DHHS lays out new efforts to reduce child deaths, abuse in Maine
AUGUSTA, Maine (WMTW) - As pressure grows for Maine’s Department of Health and Human Services to do more to prevent child abuse and neglect — the agency is taking a proactive approach.
Thursday, department leaders laid out new efforts to reduce the number of child deaths in Maine.
“This is work that will never end,” DHHS Director Jeanne Lambrew said Thursday. “Helping us to go to the front of the system to figure out how we prevent child maltreatment in the first place is probably the most important thing we can do.”

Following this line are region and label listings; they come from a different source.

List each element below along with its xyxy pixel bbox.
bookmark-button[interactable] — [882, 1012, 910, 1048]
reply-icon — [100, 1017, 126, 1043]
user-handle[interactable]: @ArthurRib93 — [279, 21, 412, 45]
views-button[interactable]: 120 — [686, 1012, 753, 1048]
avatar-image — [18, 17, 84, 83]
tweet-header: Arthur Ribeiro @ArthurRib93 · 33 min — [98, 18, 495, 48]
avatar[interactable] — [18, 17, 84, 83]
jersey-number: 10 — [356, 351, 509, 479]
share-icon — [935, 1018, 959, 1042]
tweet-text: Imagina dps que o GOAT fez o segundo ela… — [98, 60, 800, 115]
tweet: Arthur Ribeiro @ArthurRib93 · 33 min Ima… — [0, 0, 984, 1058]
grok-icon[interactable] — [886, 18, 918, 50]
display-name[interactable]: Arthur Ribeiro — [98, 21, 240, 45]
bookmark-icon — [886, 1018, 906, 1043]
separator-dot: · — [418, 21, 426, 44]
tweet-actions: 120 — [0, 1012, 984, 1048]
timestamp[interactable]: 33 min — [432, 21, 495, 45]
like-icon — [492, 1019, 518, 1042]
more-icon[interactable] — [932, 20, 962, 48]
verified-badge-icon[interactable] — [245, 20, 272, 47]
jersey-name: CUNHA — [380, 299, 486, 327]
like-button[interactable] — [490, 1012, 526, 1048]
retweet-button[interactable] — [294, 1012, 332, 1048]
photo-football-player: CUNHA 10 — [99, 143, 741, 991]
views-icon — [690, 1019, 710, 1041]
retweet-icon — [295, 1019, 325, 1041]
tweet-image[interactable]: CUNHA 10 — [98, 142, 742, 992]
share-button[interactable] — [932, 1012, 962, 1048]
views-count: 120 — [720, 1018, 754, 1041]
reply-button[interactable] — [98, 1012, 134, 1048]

In January, the 20th annual child welfare services ombudsman report detailed findings of “substantial issues” in dozens of cases.
The Ombudman’s report recommended the following:
- Frontline staff’s experiences and opinions should be given greater weight in improving policies and practices
- DHHS and the OCFS should broaden the use of ‘safety science’ to better implement recommendations from external review processes
- Staff training should align with national best practices
- The decision to remove a child from an unsafe home should not be hindered by consideration for the overall number of children in state custody, but rather that the decision to remove a child or reunite a family should rest on specific circumstances
The report also stressed the clear need for more mental health and substance use services for all Mainers, since a lack of services can so heavily impact a child’s safety.
The report comes amid years of intense scrutiny of the department, including several high-profile deaths in the last few years.
“We knew in 2019 that we had challenges with our children’s behavioral health system, and they only got worse with the pandemic,” Lambrew said.
Since then, the Office of Child and Family Services partnered with Casey Family Programs to map their programs and strategies to figure out what areas needed improvement.
As a result, Maine DHHS and child abuse prevention advocates say they are improving oversight systems, filling in service gaps, and ensuring kids have a place to go.
They are also implementing a more structured system of at-home visitations.
“Having a trained expert go meet with a young parent to give them the information, the tools, the numbers. So, if they need help, they know how to find it,” Lambrew said.
These efforts are meant to build on the federal Family First Prevention Act, which Lambrew said is aimed at getting to those families just before they need child protective services.
Now, Gov. Janet Mills is proposing additional investment in child welfare, including $15 million for foster care and adoption assistance and incentives.
In her State of the Budget address in early February, Mills also touted the new unit created within the OFCS to respond to emergency reports of suspected abuse or neglect on a 24/7 basis.